Bob Bussey’s children have their own careers and now Lisa Bussey runs the store with Jay Paulus – who is married to Kate Bussey and also runs Jay Paulus Design, a firm with offices in Portland and Washington, D.C., that specializes in museum designs.
Lisa Bussey recently sorted out bloodlines that are as complicated as the royal family’s and discussed running a store with a fairly narrow focus.
Q: Are you an Anglophile?
A: If this were not his (Bob Bussey’s) store, I would probably not be working here. Neither Jay nor I had a background in retail, but I love the store. I would be lying if I said I was always an Anglophile, but I’ve been there several times and I love the country. It’s just a fun, challenging job and I love it. I’ve been an English teacher, I’ve been a tutor, I’ve been a psychotherapist, but now I’m doing this and it’s really fun.
Q: What kind of things do you sell?
A: We have lots of candy, biscuits – which we (Americans) call crackers – preserves, a lot of tea, of course, and we’ve got a lot of different fragrances from England. We’ve got jewelry, teapots and a lot of items at a variety of price points, from $1.99 candy bars to Barbour clothing. Their jackets run from $200 to $400. Most stores don’t have as wide a variety as we do. We’ve got lots of tartan scarves, blankets, pottery, a lot of barware, Guinness merchandise.
Q: Wait! Guinness is Irish.
A: This is not an English store, it’s a British store, which means England, Scotland, Ireland and Wales.

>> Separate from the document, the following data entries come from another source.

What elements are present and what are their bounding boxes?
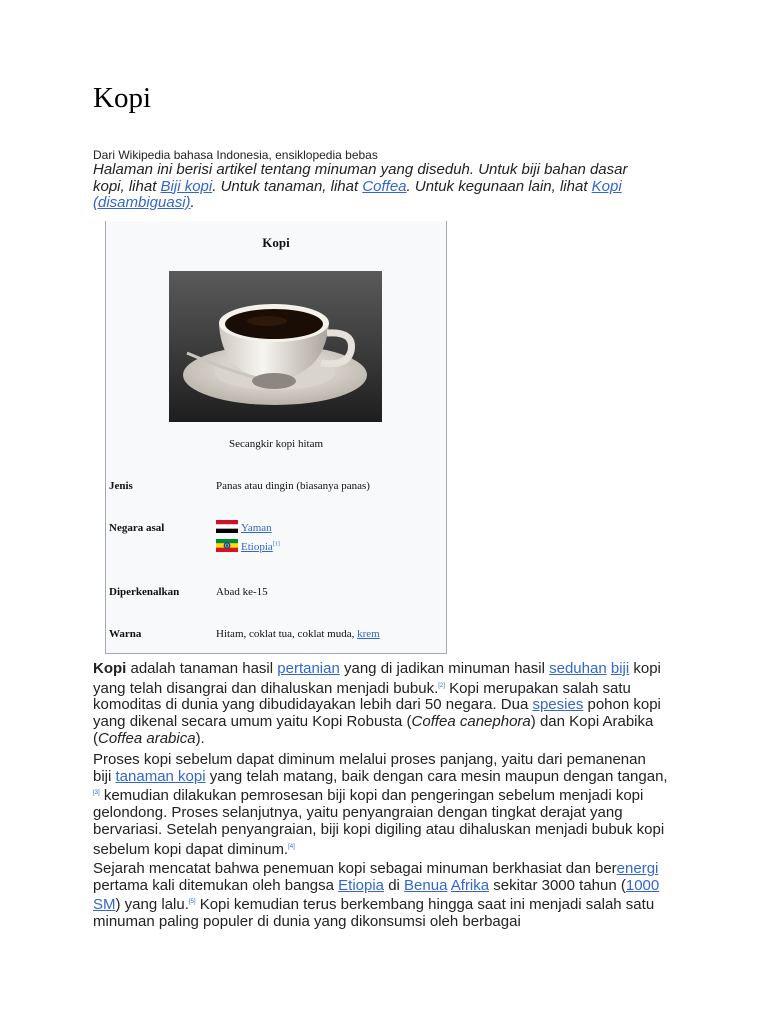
link-biji[interactable]: biji [610,660,630,677]
hatnote-text: . Untuk tanaman, lihat [212,177,363,195]
hatnote [93,162,653,212]
reference-1[interactable]: [1] [272,541,280,548]
infobox [105,221,447,654]
link-benua[interactable]: Benua [404,876,448,894]
link-yaman[interactable]: Yaman [241,522,272,534]
text: ) dan Kopi Arabika ( [93,713,654,747]
paragraph-2 [93,752,668,858]
row-value: Panas atau dingin (biasanya panas) [216,480,370,492]
yemen-flag-icon [216,520,238,533]
link-tanaman-kopi[interactable]: tanaman kopi [115,767,206,785]
origin-yaman [216,520,280,539]
text: ). [195,729,205,747]
text: Kopi merupakan salah satu komoditas di dunia yang dibudidayakan lebih dari 50 negara. Dua [93,679,631,714]
link-krem[interactable]: krem [357,628,380,640]
link-etiopia-body[interactable]: Etiopia [338,876,385,894]
row-value [216,520,280,558]
text: Sejarah mencatat bahwa penemuan kopi sebagai minuman berkhasiat dan ber [93,860,617,877]
row-value: Abad ke-15 [216,586,268,598]
hatnote-text: . Untuk kegunaan lain, lihat [406,177,592,195]
hatnote-text: . [190,194,195,211]
image-caption: Secangkir kopi hitam [228,438,324,450]
link-etiopia[interactable]: Etiopia [241,541,273,553]
text: yang di jadikan minuman hasil [339,660,550,677]
text: ) yang lalu. [115,896,189,914]
species-name: Coffea canephora [411,713,531,731]
origin-etiopia [216,539,280,558]
reference-2[interactable]: [2] [438,682,445,689]
text: kopi yang telah disangrai dan dihaluskan menjadi bubuk. [93,660,661,697]
link-seduhan[interactable]: seduhan [549,660,607,677]
text: Proses kopi sebelum dapat diminum melalui proses panjang, yaitu dari pemanenan biji [93,751,646,785]
coffee-cup-image[interactable] [169,271,382,422]
link-energi[interactable]: energi [616,860,659,877]
text: yang telah matang, baik dengan cara mesin maupun dengan tangan, [205,767,668,785]
link-afrika[interactable]: Afrika [450,876,490,894]
link-coffea[interactable]: Coffea [362,177,407,195]
row-label: Jenis [109,480,133,492]
row-label: Warna [109,628,142,640]
paragraph-3 [93,861,671,931]
reference-3[interactable]: [3] [93,790,100,797]
text: pohon kopi yang dikenal secara umum yaitu Kopi Robusta ( [93,696,661,731]
row-label: Negara asal [109,522,165,534]
text: adalah tanaman hasil [126,660,278,677]
site-tagline: Dari Wikipedia bahasa Indonesia, ensiklopedia bebas [93,148,378,162]
coffee-cup-illustration [169,271,382,422]
paragraph-1 [93,661,673,748]
page-title: Kopi [93,82,151,114]
text: Kopi kemudian terus berkembang hingga saat ini menjadi salah satu minuman paling populer di dunia yang dikonsumsi oleh berbagai [93,896,655,931]
hatnote-text: Halaman ini berisi artikel tentang minuman yang diseduh. Untuk biji bahan dasar kopi, lihat [93,161,628,195]
bold-term: Kopi [93,660,127,677]
text: pertama kali ditemukan oleh bangsa [93,876,339,894]
ethiopia-flag-icon [216,539,238,552]
infobox-caption: Kopi [106,221,446,261]
text: sekitar 3000 tahun ( [489,876,626,894]
link-spesies[interactable]: spesies [532,696,584,714]
link-1000-sm[interactable]: 1000 SM [93,876,660,914]
link-kopi-disambiguasi[interactable]: Kopi (disambiguasi) [93,177,622,211]
row-value [216,628,380,640]
warna-text: Hitam, coklat tua, coklat muda, [216,628,358,640]
text: kemudian dilakukan pemrosesan biji kopi dan pengeringan sebelum menjadi kopi gelondong. Proses selanjutnya, yaitu penyangraian dengan tingkat derajat yang bervariasi. Setelah penyangraian, biji kopi digiling atau dihaluskan menjadi bubuk kopi sebelum kopi dapat diminum. [93,787,665,858]
species-name: Coffea arabica [98,729,196,747]
row-label: Diperkenalkan [109,586,180,598]
link-biji-kopi[interactable]: Biji kopi [160,177,213,195]
reference-5[interactable]: [5] [188,899,196,906]
link-pertanian[interactable]: pertanian [277,660,340,677]
reference-4[interactable]: [4] [288,843,295,850]
text: di [384,876,405,894]
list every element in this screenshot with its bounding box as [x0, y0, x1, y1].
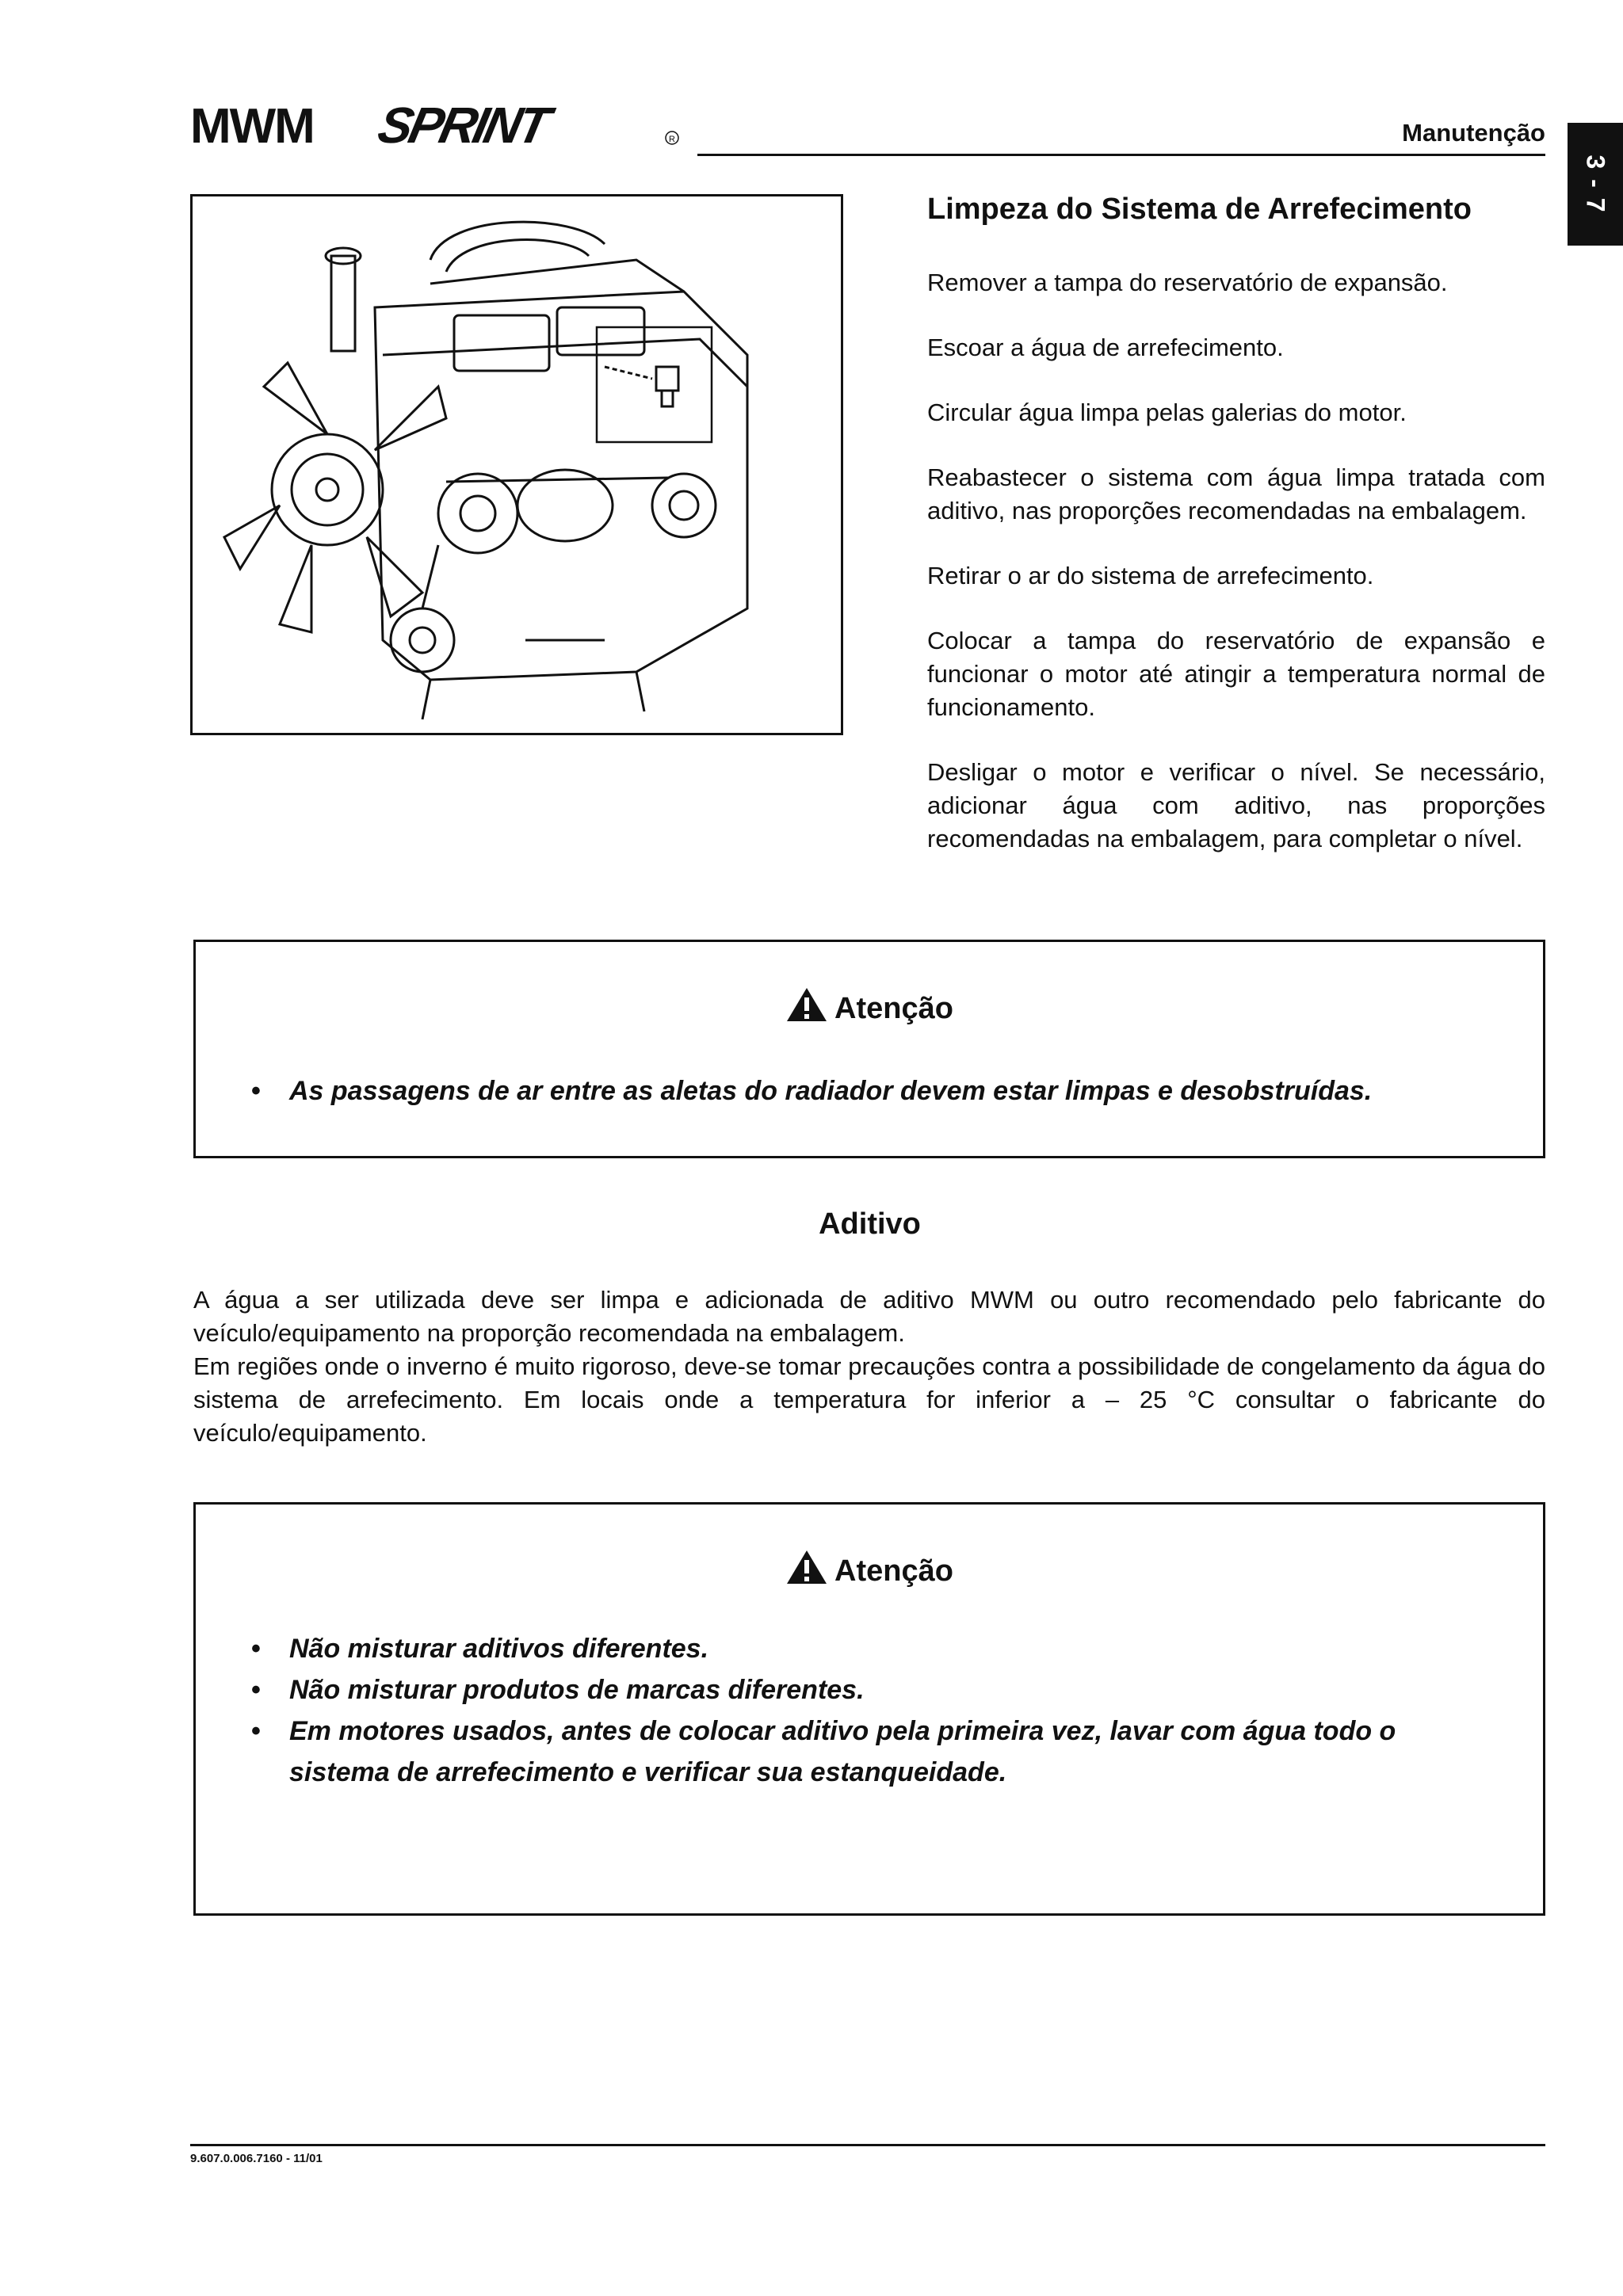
cleaning-step: Colocar a tampa do reservatório de expansão e funcionar o motor até atingir a temperatura normal de funcionamento.: [927, 627, 1545, 721]
attention-title: Atenção: [834, 992, 953, 1025]
attention-box-additives: [193, 1502, 1545, 1916]
header-rule: [697, 154, 1545, 156]
cleaning-step: Desligar o motor e verificar o nível. Se necessário, adicionar água com aditivo, nas proporções recomendadas na embalagem, para completar o nível.: [927, 758, 1545, 852]
cleaning-step: Reabastecer o sistema com água limpa tratada com aditivo, nas proporções recomendadas na embalagem.: [927, 463, 1545, 524]
aditivo-paragraph: Em regiões onde o inverno é muito rigoroso, deve-se tomar precauções contra a possibilidade de congelamento da água do sistema de arrefecimento. Em locais onde a temperatura for inferior a – 25 °C consultar o fabricante do veículo/equipamento.: [193, 1352, 1545, 1447]
warning-icon: [785, 1549, 828, 1593]
engine-drawing: [193, 196, 841, 733]
attention-item: • As passagens de ar entre as aletas do radiador devem estar limpas e desobstruídas.: [251, 1070, 1495, 1112]
cleaning-step: Remover a tampa do reservatório de expansão.: [927, 269, 1448, 296]
cleaning-title: Limpeza do Sistema de Arrefecimento: [927, 193, 1472, 226]
attention-list: [251, 1628, 1495, 1793]
aditivo-paragraph: A água a ser utilizada deve ser limpa e adicionada de aditivo MWM ou outro recomendado pelo fabricante do veículo/equipamento na proporção recomendada na embalagem.: [193, 1286, 1545, 1347]
cleaning-steps: [927, 266, 1545, 887]
document-code: 9.607.0.006.7160 - 11/01: [190, 2152, 323, 2165]
engine-illustration: [190, 194, 843, 735]
attention-heading: [196, 1549, 1543, 1593]
svg-text:R: R: [669, 135, 675, 144]
attention-heading: [196, 986, 1543, 1031]
attention-box: [193, 940, 1545, 1158]
svg-text:MWM: MWM: [190, 101, 314, 149]
attention-list: [251, 1070, 1495, 1112]
cleaning-step: Retirar o ar do sistema de arrefecimento.: [927, 562, 1374, 589]
warning-icon: [785, 986, 828, 1031]
attention-item: • Não misturar produtos de marcas diferentes.: [251, 1669, 1495, 1711]
attention-item: • Não misturar aditivos diferentes.: [251, 1628, 1495, 1669]
svg-text:SPRINT: SPRINT: [373, 101, 552, 149]
cleaning-step: Circular água limpa pelas galerias do motor.: [927, 399, 1407, 426]
page-number: 3 - 7: [1581, 154, 1610, 214]
aditivo-body: [193, 1283, 1545, 1450]
section-label: Manutenção: [1402, 119, 1545, 147]
cleaning-step: Escoar a água de arrefecimento.: [927, 334, 1284, 361]
attention-title: Atenção: [834, 1554, 953, 1588]
aditivo-title: Aditivo: [819, 1207, 921, 1241]
brand-logo: [190, 101, 682, 149]
page-number-tab: [1568, 123, 1623, 246]
attention-item: • Em motores usados, antes de colocar aditivo pela primeira vez, lavar com água todo o sistema de arrefecimento e verificar sua estanqueidade.: [251, 1711, 1495, 1793]
footer-rule: [190, 2144, 1545, 2146]
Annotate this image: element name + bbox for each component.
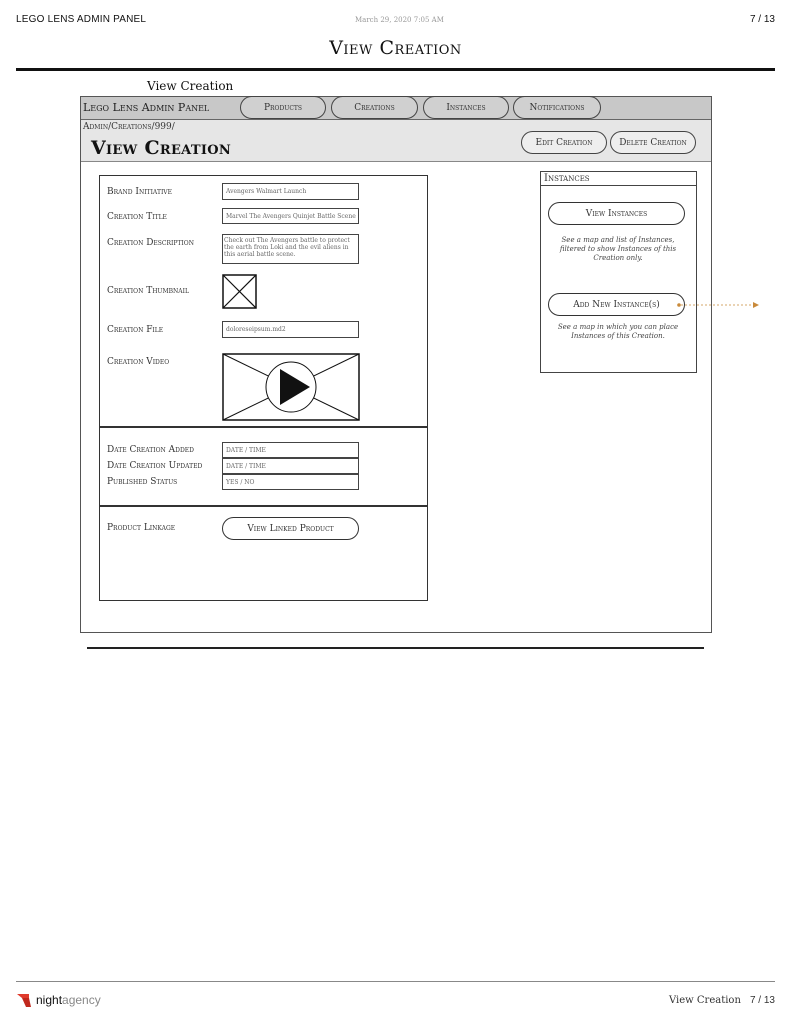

Q: How do you decide what to stock?
A: Jay goes overseas a little bit and he also goes to a lot of British trade shows. Now that the Internet is as vibrant as it is, he does a lot of perusing there. He buys what he thinks will be interesting and different.
Q: Freeport is the land of outlets. I doubt there are very many stores like yours.
A: I don’t think there is. Some people who walk in the door are looking for the sale corner, but we’re not an outlet store. We’re really a pretty small store that is very different from the outlets. It has worked and it’s worked amazingly.
Q: Are most of your customers local or tourists?
A: There’s really a lot of local people, especially from Portland and Bangor. We have a website that goes with a 5,000-member mailing list of people we keep in touch with. It’s probable that the people who shop from us on the website are British, or their in-laws are British. I think a lot of people go, “Oh, I was in London 20 years ago and you have these same crunchy bars that I liked!” There are a lot of people who reminisce about trips to London, or old duffers who were there in World War II who remember a jam they had. There are a lot of emotional connections for people, even if they’re not British.
Q: Are you surprised how well some items sell?
A: I’m always surprised when people come in and they make a beeline for the candy. The fragrances and toiletries have done well, as have the college scarves for Cambridge and Oxford. I don’t think the people buying those necessarily went there, but they match their college colors. I think the amount of candy that people buy is amazing – two-thirds of everything we sell is candy, in terms of volume. But something we’re dealing with now is that Hershey’s sued the importers of Cadbury’s candy (Hershey’s acquired Cadbury’s U.S. operations in 1988 and recently asserted its right to block the British candy company from exporting to the U.S.) because it was eating into their revenue. We have been able to stockpile some – we’re hoarding it. We hope it will last throughout the rest of the year, but we don’t know.
I’m astonished that these Christmas ornaments that we have sell all year round. They’re really cute, from Alice in Wonderland to Henry VIII and his wives, a Beefeater and an Irish flag. They’re big hits.
Q: Which wife of Henry VIII’s is the best seller?
A: I think it’s Anne Boleyn.
Q: Tell me again how you ended up running a store that was founded by your ex-husband?
A: He gifted the store to his two children in 2010. One is my son, Nick, and the other is his daughter, Kate, from an earlier marriage. Kate’s husband, Jay Paulus, and Nick’s mother – me – run the store. Kate is in her 50s and works at Tyler Technologies in Cumberland, and Nick is a film editor in Atlanta, Georgia. Kate’s mother, who was Bob’s first wife, also works here at the store. It truly is a really interesting family store. Anybody that hears the story says, “You’re kidding.” This should be a reality TV show.
Q: What’s the future for the store?
A: Kate and Nick, they want to keep the store alive and well. Did I think I would be doing this in my 60s? Not a chance, but 10 years from now I may still be here. Nobody is intending to sell it.